The Kasich campaign’s efforts seemed to take place more behind the scenes, members said. Kasich himself spoke to members and held a press conference, but he was a less visible presence on Wednesday. Mike Biundo, who is running his delegate strategy, was often present, and campaign John Weaver could be seen moving through the hotel during the day on Thursday. But their efforts were less conspicuous, in part, perhaps, because the argument Kasich’s team is making is a more “esoteric” one, as Ohio GOP Chairman and staunch Kasich backer Matt Borges puts it. Kasich’s team sees his path opening up if the convention goes to a third or fourth ballot. “We’ve just got to ask folks to hang in there,” Borges says.

Trump’s campaign team also showed up, though the candidate himself did not make an appearance. Ben Carson was the campaign’s top surrogate in Trump’s absence.​ And Paul Manafort, Rick Wiley, and Ed Brookover addressed an overflowing room of members and guests Thursday afternoon. (Some members said they stepped outside at a certain point because it was simply too hot and crowded to stay in the room.) Their message: Having brought in a more professional campaign team, Trump himself is becoming a more professional candidate.

“He’s trying to moderate,” Carson told reporters of Trump. “He’s getting better.
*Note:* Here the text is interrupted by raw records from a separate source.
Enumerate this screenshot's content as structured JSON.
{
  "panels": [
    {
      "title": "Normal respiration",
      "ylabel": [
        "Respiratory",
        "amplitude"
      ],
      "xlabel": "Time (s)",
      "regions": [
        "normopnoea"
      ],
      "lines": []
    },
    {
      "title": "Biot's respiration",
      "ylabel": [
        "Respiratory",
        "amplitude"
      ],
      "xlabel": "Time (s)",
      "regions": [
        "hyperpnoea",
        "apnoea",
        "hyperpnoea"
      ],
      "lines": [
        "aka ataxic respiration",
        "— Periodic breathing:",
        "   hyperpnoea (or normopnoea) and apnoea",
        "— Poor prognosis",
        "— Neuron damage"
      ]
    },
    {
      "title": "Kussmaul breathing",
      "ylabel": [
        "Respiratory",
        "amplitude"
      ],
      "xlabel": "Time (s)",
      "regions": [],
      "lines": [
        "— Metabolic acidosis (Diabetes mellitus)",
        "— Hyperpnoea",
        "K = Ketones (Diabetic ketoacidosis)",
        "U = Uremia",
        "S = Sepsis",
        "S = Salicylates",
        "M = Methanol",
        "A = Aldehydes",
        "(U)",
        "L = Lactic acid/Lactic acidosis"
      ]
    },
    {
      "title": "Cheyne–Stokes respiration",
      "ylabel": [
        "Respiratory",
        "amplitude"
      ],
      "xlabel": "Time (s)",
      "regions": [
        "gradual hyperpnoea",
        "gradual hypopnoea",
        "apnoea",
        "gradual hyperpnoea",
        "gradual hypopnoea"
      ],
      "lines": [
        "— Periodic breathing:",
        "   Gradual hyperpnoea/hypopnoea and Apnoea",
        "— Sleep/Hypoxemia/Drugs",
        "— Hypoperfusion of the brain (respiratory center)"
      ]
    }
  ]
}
It doesn’t happen overnight.”

It was not clear that Trump had sent the most effective surrogates. Florida governor Rick Scott, who endorsed Trump, addressed members at a luncheon Thursday, but did not take the opportunity to talk up his guy. At a press conference afterward, Scott was more focused on boosting his home state, and declined to engage with reporters on why he had not used his time to help Trump. Asked why he was chosen to attend, Carson was blunt: “I didn’t ask to come,” he told reporters. “They asked me.”